Suppose you’re trying to attempt one of the excellent bears watching holidays to the Arctic. In that case, you may be interested in learning a little history about the Polar Bear and its evolution.
Sometime in the last 400,000 years, a food shortage crisis in the wild drove some bear species into the unrelenting environment of the Arctic. Our research into the Polar Bear genome has exhibited new ancestry information, and recent archaeological findings have created a revived interest in this glittering creature.

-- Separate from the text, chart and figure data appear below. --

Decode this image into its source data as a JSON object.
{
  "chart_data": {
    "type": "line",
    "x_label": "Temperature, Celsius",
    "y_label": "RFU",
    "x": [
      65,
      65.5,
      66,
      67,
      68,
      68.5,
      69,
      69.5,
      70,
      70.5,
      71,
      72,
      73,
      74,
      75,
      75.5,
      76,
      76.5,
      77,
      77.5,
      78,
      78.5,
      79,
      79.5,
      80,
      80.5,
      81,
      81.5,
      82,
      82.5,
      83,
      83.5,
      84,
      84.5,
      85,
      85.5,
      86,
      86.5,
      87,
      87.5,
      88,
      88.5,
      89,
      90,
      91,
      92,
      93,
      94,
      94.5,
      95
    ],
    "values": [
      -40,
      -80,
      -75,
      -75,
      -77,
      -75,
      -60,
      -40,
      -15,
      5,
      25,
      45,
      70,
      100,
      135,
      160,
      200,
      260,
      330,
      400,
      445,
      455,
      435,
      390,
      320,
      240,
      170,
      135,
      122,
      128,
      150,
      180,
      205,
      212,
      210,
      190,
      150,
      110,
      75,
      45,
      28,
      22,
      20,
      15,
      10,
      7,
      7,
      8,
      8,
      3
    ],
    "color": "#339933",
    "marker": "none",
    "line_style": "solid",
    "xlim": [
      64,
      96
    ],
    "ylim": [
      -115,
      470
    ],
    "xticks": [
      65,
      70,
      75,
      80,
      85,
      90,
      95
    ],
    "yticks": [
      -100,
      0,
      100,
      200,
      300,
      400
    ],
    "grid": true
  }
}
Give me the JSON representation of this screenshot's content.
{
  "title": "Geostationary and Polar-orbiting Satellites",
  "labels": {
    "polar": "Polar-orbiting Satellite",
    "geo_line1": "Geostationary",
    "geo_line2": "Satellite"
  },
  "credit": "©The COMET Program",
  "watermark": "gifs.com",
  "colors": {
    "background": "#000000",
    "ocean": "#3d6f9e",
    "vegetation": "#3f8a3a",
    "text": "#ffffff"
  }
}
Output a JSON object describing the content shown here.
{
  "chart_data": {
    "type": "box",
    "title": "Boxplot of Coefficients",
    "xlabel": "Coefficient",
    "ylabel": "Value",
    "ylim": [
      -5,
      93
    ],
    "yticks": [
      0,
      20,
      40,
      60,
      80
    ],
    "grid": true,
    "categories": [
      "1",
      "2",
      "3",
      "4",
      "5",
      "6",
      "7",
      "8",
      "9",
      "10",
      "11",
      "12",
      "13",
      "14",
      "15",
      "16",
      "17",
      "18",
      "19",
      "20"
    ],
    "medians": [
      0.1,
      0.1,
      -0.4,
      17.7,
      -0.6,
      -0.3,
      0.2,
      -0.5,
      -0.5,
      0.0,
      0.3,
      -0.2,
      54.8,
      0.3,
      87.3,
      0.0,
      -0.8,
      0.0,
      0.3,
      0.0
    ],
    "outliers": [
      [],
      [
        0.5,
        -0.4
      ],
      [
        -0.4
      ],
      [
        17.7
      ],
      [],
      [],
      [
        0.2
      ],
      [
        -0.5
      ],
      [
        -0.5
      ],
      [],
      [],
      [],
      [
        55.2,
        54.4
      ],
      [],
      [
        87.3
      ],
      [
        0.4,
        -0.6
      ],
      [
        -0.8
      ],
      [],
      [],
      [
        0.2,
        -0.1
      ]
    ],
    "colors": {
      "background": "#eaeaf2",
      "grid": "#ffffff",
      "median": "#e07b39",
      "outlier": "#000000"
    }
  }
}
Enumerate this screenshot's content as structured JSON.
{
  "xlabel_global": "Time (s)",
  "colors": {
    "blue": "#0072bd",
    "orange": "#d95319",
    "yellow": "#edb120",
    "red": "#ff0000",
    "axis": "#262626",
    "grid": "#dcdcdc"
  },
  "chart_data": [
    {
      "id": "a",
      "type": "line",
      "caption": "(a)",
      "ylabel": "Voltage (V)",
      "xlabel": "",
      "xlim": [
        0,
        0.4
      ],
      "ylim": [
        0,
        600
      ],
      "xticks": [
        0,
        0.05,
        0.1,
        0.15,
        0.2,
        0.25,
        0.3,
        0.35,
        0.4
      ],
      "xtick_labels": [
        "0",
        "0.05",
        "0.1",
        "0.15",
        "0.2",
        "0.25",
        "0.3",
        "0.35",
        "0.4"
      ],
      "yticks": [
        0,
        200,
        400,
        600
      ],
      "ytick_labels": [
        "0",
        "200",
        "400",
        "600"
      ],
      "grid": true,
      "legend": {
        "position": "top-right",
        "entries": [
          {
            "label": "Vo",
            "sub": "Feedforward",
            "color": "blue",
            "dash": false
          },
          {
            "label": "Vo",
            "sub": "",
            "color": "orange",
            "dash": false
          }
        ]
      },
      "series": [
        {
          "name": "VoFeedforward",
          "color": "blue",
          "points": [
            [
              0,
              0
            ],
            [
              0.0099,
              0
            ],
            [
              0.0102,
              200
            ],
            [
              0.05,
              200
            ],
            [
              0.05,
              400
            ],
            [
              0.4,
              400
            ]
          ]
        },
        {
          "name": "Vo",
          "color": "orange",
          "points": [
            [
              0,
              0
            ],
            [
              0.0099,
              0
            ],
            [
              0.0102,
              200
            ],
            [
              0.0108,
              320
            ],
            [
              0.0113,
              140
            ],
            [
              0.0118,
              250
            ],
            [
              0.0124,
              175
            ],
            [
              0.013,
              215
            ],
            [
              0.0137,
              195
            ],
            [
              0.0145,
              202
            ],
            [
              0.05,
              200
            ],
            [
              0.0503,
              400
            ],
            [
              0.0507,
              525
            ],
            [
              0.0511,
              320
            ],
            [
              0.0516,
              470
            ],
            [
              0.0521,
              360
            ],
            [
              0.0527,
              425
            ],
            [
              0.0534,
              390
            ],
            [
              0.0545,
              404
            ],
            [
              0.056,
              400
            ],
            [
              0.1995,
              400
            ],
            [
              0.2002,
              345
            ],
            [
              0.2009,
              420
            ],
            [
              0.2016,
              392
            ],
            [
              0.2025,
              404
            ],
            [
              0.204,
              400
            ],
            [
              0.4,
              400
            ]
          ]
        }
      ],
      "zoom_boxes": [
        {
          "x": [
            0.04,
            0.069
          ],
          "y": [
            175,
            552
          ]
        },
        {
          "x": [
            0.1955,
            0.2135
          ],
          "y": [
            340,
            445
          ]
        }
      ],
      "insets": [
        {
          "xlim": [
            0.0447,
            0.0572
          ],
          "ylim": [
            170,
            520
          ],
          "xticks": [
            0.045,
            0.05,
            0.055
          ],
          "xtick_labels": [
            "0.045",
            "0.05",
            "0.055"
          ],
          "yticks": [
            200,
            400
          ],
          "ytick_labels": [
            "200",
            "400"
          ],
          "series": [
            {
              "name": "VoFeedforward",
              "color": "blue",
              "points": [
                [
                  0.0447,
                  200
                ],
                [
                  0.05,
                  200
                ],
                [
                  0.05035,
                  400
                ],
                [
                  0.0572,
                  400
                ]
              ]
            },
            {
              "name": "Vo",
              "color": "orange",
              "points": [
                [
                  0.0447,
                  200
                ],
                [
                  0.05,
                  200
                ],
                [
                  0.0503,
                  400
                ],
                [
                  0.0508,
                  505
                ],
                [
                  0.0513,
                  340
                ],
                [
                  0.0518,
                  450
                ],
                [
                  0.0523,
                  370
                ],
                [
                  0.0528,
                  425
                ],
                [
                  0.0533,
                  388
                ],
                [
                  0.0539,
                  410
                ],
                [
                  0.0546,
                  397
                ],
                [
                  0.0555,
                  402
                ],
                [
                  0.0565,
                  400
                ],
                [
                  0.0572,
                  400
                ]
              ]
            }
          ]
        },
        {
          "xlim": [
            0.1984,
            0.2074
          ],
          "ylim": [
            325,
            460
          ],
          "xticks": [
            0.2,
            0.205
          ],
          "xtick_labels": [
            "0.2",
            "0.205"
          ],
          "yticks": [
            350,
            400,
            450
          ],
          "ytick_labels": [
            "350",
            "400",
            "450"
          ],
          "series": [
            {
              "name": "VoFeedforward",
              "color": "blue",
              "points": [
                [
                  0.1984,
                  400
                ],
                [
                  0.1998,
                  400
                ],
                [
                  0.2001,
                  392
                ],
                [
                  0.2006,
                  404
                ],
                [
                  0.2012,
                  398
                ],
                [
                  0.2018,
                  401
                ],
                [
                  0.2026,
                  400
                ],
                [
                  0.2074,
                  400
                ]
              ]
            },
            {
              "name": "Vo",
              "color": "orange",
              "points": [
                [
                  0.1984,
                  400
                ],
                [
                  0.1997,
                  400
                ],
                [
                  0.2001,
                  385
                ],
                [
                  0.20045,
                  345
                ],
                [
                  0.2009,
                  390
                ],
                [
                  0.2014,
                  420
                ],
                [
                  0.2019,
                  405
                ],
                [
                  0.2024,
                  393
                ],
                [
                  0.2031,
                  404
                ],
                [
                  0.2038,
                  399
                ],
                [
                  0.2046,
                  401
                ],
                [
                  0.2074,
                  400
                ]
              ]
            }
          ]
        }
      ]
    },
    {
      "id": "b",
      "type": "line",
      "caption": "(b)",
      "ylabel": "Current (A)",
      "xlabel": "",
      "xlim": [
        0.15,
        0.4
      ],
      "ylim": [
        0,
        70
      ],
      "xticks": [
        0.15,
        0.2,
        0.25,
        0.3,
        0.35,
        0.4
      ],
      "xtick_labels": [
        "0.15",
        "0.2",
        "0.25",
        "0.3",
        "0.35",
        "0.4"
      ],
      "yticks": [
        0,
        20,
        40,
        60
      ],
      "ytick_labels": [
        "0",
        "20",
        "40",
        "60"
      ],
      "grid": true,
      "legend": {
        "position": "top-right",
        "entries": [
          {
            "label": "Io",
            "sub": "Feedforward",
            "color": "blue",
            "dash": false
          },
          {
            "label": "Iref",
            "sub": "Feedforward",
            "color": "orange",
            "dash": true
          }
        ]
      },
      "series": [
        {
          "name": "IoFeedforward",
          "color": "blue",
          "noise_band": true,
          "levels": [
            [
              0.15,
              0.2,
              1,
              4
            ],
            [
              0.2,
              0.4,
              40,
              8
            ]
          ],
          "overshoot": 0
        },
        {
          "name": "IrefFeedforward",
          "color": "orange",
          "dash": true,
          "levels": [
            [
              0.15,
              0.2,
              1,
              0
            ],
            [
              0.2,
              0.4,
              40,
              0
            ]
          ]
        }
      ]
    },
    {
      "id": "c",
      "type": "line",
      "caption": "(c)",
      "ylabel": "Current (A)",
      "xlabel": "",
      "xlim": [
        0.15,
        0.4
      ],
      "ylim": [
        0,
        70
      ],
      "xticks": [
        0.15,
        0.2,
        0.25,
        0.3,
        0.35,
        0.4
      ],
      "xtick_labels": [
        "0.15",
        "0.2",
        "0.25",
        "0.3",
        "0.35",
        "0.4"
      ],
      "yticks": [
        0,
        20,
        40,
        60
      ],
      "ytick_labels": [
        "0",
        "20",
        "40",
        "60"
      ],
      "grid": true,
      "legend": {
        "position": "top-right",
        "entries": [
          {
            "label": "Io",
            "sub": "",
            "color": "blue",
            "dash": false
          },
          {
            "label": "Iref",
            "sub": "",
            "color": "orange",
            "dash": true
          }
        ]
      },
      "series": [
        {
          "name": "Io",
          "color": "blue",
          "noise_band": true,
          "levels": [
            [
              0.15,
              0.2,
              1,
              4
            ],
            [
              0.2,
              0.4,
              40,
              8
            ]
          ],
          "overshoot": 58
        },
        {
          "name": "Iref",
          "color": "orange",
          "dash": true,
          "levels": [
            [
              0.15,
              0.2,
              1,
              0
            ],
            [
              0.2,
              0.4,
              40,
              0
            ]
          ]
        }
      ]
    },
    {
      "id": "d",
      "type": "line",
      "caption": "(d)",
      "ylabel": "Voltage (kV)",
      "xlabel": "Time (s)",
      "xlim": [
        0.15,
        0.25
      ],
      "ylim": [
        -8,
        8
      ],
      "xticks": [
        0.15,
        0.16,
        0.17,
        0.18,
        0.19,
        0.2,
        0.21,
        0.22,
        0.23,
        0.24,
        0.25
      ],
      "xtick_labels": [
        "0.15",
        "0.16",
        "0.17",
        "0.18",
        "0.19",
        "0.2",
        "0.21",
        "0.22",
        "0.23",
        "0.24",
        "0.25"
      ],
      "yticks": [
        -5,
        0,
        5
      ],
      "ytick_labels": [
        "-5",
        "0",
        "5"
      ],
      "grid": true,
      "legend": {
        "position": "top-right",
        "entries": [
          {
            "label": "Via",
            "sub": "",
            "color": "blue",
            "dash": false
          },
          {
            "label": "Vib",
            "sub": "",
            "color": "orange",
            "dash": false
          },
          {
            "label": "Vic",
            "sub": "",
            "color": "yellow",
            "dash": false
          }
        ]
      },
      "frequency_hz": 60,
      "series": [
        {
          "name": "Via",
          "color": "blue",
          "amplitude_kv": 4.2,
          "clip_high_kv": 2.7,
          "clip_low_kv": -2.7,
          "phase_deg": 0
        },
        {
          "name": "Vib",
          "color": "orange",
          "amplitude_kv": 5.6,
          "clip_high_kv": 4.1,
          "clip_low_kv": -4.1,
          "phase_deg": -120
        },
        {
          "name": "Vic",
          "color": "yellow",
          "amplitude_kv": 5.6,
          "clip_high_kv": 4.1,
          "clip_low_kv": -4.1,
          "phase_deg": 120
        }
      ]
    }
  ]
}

Initially, a fossil of a bear bone discovered at Kew Bridge in London was dated to about 70,000 years ago. Since this development, a fossilized jawbone was discovered in the Arctic and recorded to be over 100,000 years old, making the first evolution even earlier than we initially thought. These findings have proved to be an exciting development for both wildlife enthusiasts and other scientists.
To survive the harsh consequence of the Arctic weather conditions, the Brown Bears evolved in the following ways.
The Arctic climate’s initial shock was simply not sustainable for many of the primary migrators, and only those with thicker fur were able to endure and go on to breed. Over time, the prophecy of evolution presented them with fur comprising two layers and a thick layer of chubby body fat. These adaptations allowed for unbelievable insulation, with metabolic rates remaining stable even when temperatures reach as low as -30ºF.
Polar Bears are so well protected that they suffer more from heating than they do from the freezing climatic conditions. This has affected their capacity to run long distances, as they are prone to heat when they do so. Instead, they prefer a slow, lumbering pace, presenting ideal sighting possibilities for those on Arctic vacations. So, in other words, Polar Bears are slow because speed causes overheating.
Perhaps the most striking of changes was the fur’s lightening to the milky white coat so well-known today. Brown Bears formerly had difficulty when it came to hunting in the Arctic due to their dark, bold coats that warned prey from miles away. Those that originally had lighter fur were far more prosperous in their hunting habits and therefore paved the way for this vital evolutionary adjustment.
The white coats help not only with fishing but also to stay hidden from predators (largely including territorial threats from their own species), and they’re known to dig shelter pits in snowbanks in freezing weather and become indistinguishable as snowdrifts over them. Unfortunately, bad weather isn’t fitting for bear sightings, but once weather conditions improve, chances increase dramatically.
The Polar Bear is the only bear viewed as a marine mammal due to its unbelievable swimming abilities. While originally good swimmers, they evolved to swim long lengths to travel from one ice floe to the next. They have also been found diving for food with extreme precision and speed and have the unusual ability to swim underneath thin ice. The rare sighting of a Polar Bear diving for fishing has been a massive source of excitement for scientists. It provides additional evolutionary evidence of how far Polar Bears have come since the days of their darker colored ancestors.